Bajó de un salto los últimos escalones, y entró como una tromba en un amplio corredor del sepulcro. Allí era, muy fuerte el hedor a orco, y el aire estaba cargado de olor a muerte.

Había cadáveres por el suelo pero permanecía en pie media docena de orcos que formaban un semicírculo en torno a un par de guerreros.

Grunwald parpadeó, como si creyera que lo engañaban sus propios ojos. Un elfo, y una muchacha armada con un martillo sigmarita. Mientras vacilaba, vio al elfo matar a uno de los brutos de piel verde con una estocada veloz como el rayo. Karl casi se estrelló contra Grunwald al salir de la escalera medio corriendo, medio cayendo. Sus ojos se desorbitaron al contemplar la sangrienta batalla que tenía lugar en el corredor, y se quedó mirando fijamente y con descarada admiración a la muchacha que blandía el martillo.

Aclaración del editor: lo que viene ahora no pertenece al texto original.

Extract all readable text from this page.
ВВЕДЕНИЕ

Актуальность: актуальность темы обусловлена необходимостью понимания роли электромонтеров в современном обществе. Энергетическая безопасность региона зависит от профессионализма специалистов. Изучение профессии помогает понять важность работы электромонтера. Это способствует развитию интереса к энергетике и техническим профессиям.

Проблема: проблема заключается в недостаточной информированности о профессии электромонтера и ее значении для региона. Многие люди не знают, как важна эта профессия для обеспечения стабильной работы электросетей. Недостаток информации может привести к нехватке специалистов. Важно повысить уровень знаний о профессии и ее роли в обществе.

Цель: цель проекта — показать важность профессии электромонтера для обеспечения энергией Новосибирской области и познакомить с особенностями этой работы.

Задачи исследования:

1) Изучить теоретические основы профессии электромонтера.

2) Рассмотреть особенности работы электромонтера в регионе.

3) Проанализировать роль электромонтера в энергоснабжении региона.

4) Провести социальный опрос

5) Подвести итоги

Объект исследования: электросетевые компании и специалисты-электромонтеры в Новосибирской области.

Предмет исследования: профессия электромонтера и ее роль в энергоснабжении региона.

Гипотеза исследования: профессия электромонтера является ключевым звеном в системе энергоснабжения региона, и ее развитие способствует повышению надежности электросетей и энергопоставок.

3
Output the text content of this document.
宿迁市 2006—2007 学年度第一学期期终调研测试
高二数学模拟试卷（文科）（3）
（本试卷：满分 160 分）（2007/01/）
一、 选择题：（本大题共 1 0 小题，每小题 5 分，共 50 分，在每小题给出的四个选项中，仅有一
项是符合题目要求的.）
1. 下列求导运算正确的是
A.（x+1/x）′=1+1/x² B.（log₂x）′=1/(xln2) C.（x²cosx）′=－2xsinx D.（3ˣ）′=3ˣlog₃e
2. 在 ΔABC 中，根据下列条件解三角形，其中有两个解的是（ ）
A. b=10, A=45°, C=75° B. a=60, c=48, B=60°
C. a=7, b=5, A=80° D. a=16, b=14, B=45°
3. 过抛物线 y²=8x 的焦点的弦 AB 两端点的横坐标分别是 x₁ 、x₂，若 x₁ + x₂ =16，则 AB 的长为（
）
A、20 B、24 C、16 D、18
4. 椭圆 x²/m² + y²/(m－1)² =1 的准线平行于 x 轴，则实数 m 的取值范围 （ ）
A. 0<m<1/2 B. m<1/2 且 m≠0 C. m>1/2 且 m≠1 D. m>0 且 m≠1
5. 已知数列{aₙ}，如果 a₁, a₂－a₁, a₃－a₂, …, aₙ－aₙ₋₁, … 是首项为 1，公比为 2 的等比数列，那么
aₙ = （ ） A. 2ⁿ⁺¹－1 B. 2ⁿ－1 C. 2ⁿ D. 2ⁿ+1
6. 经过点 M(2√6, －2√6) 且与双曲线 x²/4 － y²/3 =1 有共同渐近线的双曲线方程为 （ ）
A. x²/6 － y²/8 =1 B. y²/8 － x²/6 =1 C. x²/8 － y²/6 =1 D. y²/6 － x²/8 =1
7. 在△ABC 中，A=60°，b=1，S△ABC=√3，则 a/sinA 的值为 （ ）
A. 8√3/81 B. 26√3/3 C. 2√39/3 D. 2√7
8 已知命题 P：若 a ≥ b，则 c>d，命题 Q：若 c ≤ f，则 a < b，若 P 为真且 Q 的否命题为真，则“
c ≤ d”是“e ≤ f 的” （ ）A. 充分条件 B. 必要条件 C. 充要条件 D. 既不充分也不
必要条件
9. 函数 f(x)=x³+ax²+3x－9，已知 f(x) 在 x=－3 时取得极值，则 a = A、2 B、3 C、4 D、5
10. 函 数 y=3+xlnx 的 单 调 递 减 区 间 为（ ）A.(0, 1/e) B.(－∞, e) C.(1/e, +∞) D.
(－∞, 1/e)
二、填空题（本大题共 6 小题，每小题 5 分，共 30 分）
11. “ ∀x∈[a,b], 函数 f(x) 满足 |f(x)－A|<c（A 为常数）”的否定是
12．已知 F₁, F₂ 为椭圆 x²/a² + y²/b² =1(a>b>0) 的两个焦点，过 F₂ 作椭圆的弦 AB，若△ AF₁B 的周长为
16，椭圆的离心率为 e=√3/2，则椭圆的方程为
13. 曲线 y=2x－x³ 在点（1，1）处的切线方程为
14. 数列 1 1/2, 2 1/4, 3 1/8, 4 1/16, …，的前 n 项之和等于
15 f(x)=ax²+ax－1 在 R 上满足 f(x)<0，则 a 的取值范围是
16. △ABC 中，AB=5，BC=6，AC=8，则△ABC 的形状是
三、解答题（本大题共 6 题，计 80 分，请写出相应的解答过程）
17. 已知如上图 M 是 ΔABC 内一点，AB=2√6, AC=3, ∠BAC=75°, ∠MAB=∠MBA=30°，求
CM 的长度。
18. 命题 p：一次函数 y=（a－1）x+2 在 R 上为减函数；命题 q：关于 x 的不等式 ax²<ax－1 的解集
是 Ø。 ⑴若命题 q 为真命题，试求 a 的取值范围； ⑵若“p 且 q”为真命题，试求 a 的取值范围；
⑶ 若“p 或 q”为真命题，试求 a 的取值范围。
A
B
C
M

La joven alzó el arma ante sí con un grito desafiante, y dio la impresión de que los orcos se tapaban los ojos y retrocedían ante ella. La muchacha avanzó de un salto para estrellar el martillo contra la cabeza de una de las criaturas, y se la pulverizó en medio de una fuente de sangre.

Juntos, el cazador de brujas y el preceptor cargaron, bramando inarticulados gritos de guerra. Los orcos que estaban más atrás se volvieron hacia ellos, pero Grunwald vio que dos de las criaturas se lanzaban hacia la muchacha.

A pesar de lo rápido que era el elfo, no lo fue lo bastante como para parar las espadas que barrieron el aire hacia ella por la derecha y la izquierda, aunque se arrojó en el camino de uno de los orcos, desvió sin problemas el golpe y decapitó al piel verde con el barrido de retorno. El filo de la otra arma se hundió en un costado de la muchacha con un crujido mojado.

La muchacha fue lanzada contra un muro, y se desplomó, inerte, en el suelo. El elfo se arrodilló instantáneamente junto a ella, indiferente ante el peligro, con los largos rasgos angulosos contorsionados por la desesperación.

—Ha sido asombrosa —jadeó Karl, mientras mataba al último orco.

—Sí —dijo el cazador de brujas, al mirar a la muchacha inmóvil que se desangraba en el suelo—. Lo ha sido.